Гилберт смотрел на нее, как завороженный, пока громкий стук не вернул его в реальность. Он не заметил, что Эржебет держала в руках вязанку хвороста, теперь же выронила ее, веревка развязалась, и палки рассыпались по земле.
— Гил, — сдавлено выдохнула Эржебет.
На лице ее отразились, сменяя друг друга, изумление, радость и что-то поразительно похожее на нежность.
— Лизхен, — сипло прошептал Гилберт.
Он быстро спешился, едва не бегом бросился к ней.
Но как только между ними оставался всего шаг, неожиданно замер. Ему очень хотелось ее обнять: ведь он так мечтал к ней прикоснуться! Но сейчас, когда она стояла перед ним, Гилбертом овладела странная робость, руки налились свинцовой тяжестью и не желали подниматься.
Эржебет вдруг сама преодолела разделявшее их маленькое расстояние, прильнула к нему всем телом, обвила руками талию и спрятала лицо у него на груди.
Мгновение Гилберт еще стоял неподвижно, пораженный ее внезапной смелостью, ошарашенный и оглушенный ощущением ее близости. Затем медленно-медленно обнял острые, угловатые плечи и крепко прижал Эржебет к себе.
Он не знал, сколько они так стояли, обнявшись, посреди лесной дороги. Ему показалось — целую вечность. Он окунулся в тепло ее тела, тонкий цветочный аромат ее волос. Само присутствие Эржебет дурманило, в голове словно разливался проникший туда из леса туман, обволакивал, поглощал мысли, оставляя лишь первозданные желания. Гилберт разучился рассуждать здраво, у него остались лишь чувства. Он скользнул рукой по волосам Эржебет, наслаждаясь их шелковистой мягкостью. Осторожно погладил ее по спине, она едва заметно вздрогнула, вскинула голову, заглянула ему в глаза. Он, не соображая, что делает, склонился к ее губам. Она потянулась ему навстречу, он уже ощущал ее сладкое дыхание. Но вдруг Эржебет резко подалась назад, высвободилась из кольца его рук, отпрянула, точно испуганная лань.
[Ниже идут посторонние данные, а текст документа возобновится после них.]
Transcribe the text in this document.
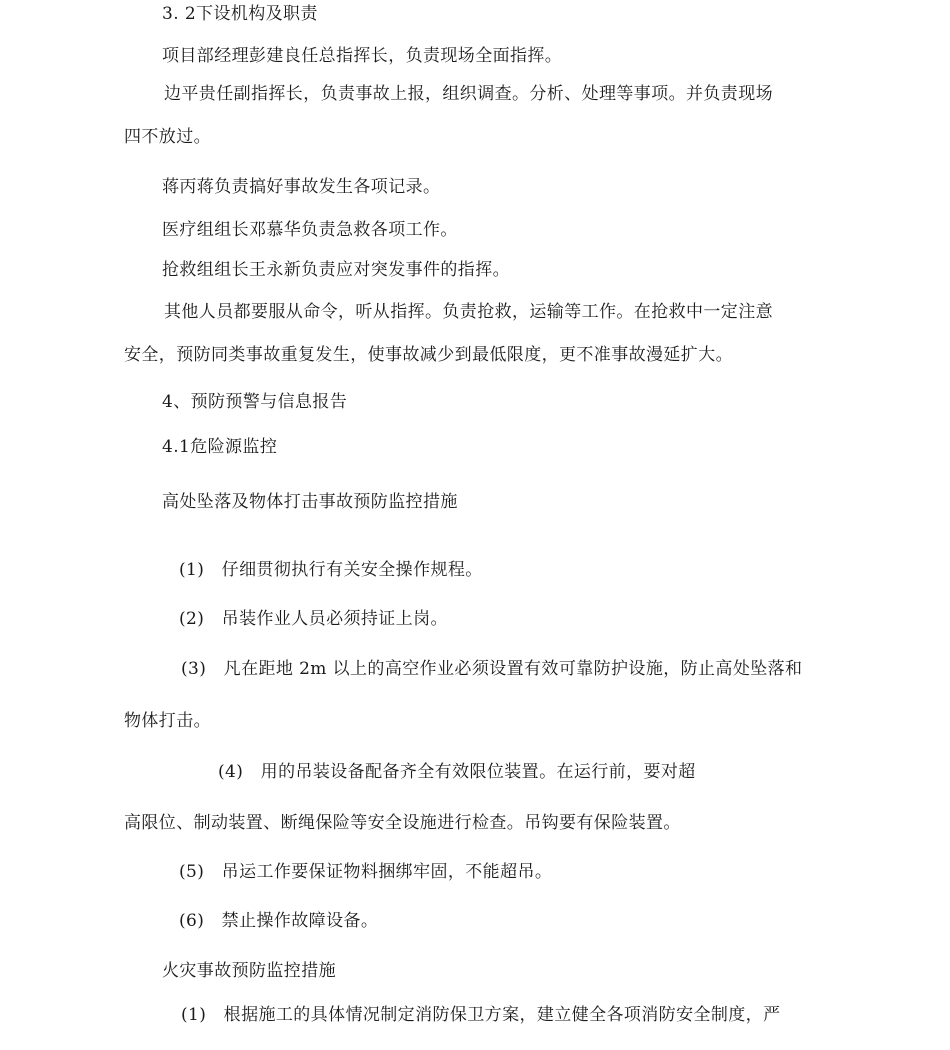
3. 2下设机构及职责
项目部经理彭建良任总指挥长，负责现场全面指挥。
边平贵任副指挥长，负责事故上报，组织调查。分析、处理等事项。并负责现场
四不放过。
蒋丙蒋负责搞好事故发生各项记录。
医疗组组长邓慕华负责急救各项工作。
抢救组组长王永新负责应对突发事件的指挥。
其他人员都要服从命令，听从指挥。负责抢救，运输等工作。在抢救中一定注意
安全，预防同类事故重复发生，使事故减少到最低限度，更不准事故漫延扩大。
4、预防预警与信息报告
4.1危险源监控
高处坠落及物体打击事故预防监控措施
(1)　仔细贯彻执行有关安全操作规程。
(2)　吊装作业人员必须持证上岗。
(3)　凡在距地 2m 以上的高空作业必须设置有效可靠防护设施，防止高处坠落和
物体打击。
(4)　用的吊装设备配备齐全有效限位装置。在运行前，要对超
高限位、制动装置、断绳保险等安全设施进行检查。吊钩要有保险装置。
(5)　吊运工作要保证物料捆绑牢固，不能超吊。
(6)　禁止操作故障设备。
火灾事故预防监控措施
(1)　根据施工的具体情况制定消防保卫方案，建立健全各项消防安全制度，严
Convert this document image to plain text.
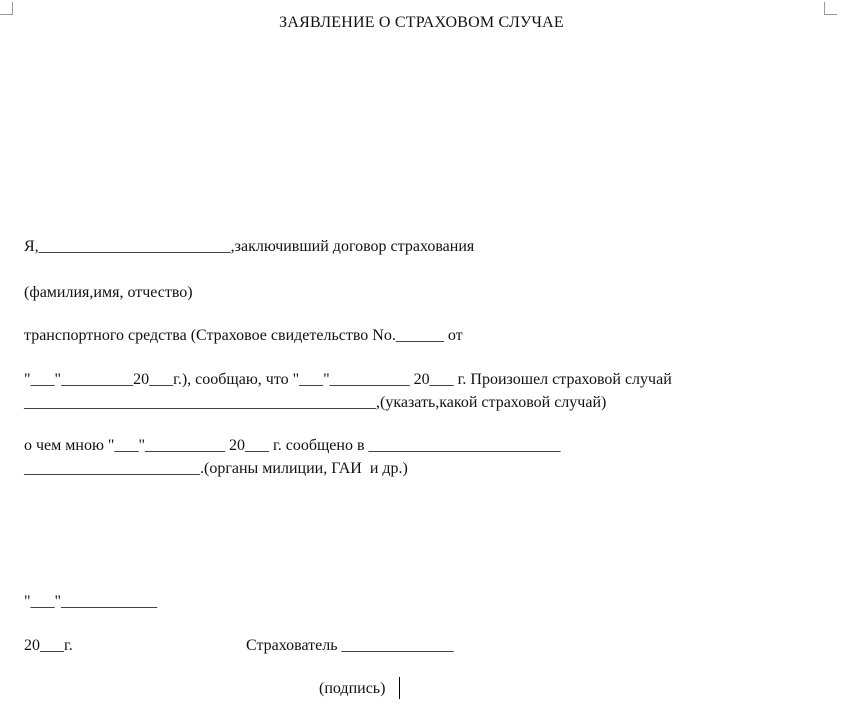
ЗАЯВЛЕНИЕ О СТРАХОВОМ СЛУЧАЕ
Я,________________________,заключивший договор страхования
(фамилия,имя, отчество)
транспортного средства (Страховое свидетельство No.______ от
"___"_________20___г.), сообщаю, что "___"__________ 20___ г. Произошел страховой случай
____________________________________________,(указать,какой страховой случай)
о чем мною "___"__________ 20___ г. сообщено в ________________________
______________________.(органы милиции, ГАИ  и др.)
"___"____________
20___г.	Страхователь ______________
(подпись)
Да Гилберт и сам не на шутку перепугался, осознав, что собирался ее поцеловать. А поцеловав, уже не смог бы остановиться… Пока он не видел Эржебет, все казалось таким простым и ясным: он должен ее спасти и все. Теперь же, когда она была рядом, его еще недавно такие кристально ясные чувства запутались. Гилберт сам боялся своего томительного желания, боялся и реакции Эржебет на его порывы. Вдруг он разрушит своей неуемной страстью их отношения, которые были ему так дороги? Но ведь Эржебет сама обняла его… Но это могли быть просто дружеские объятия.
«Сложно! Как же, черт подери, все это сложно!»
Тягучее молчание окутало их, Эржебет старательно изучала землю у себя под ногами, а затем опустилась на колени и принялась сноровисто собирать хворост.
— Гил… Так внезапно… Я не ожидала тебя тут встретить… — сбивчиво заговорила она, все еще не глядя на него. — Я так рада, что ты приехал! Ты даже не представляешь как!
Она, наконец, собрала хворост, разогнулась и посмотрела на Гилберта. На лице ее сияла счастливая улыбка. Та самая, которую он так долго мечтал увидеть.
Гилберт открыл рот, но слова застряли в горле. Он так много хотел ей сказать: «Я скучал по тебе… Прости, что не смог помочь… Ты такая красивая… Можно обнять тебя еще раз?». Но произнести это вслух он так и не смог.
— Я тоже рад, — наконец сказал он и панибратски хлопнул ее по плечу, словно пытаясь показать и ей и себе, что они, конечно же, все еще лучшие друзья. — Выглядишь бодрячком! Как ты в целом?
— Нормально, жива-здорова. — Эржебет криво усмехнулась и кивнула на вязанку хвороста. — Вот тружусь на благо нового хозяина.
Гилберта тут же больно кольнуло чувство вины. От мыслей о том, что скрывается за небрежным «тружусь на благо хозяина», его охватывала ярость пополам со страхом. Он боялся даже вообразить, через что Эржебет пришлось пройти за эти годы. Какие издевательства и унижения она терпела от Садыка. У Гилберта вдруг запершило в горле, снова захотелось ее обнять. Ласково и нежно. Так, чтобы она забыла все плохое, чтобы вместе с его прикосновениями ушла вся боль…
«Да уж, мне ее теперь только обнимать… Помочь-то так ничем и не смог. Слабак! И что ей теперь говорить? Прости, я не смог тебя спасти, потому что армия маленькая, средств нет, кругом большие страны, от которых надо отбиваться — не то сожрут… Бла-бла-бла… Дерьмо! Любые мои слова буду звучать как жалкие оправдания!»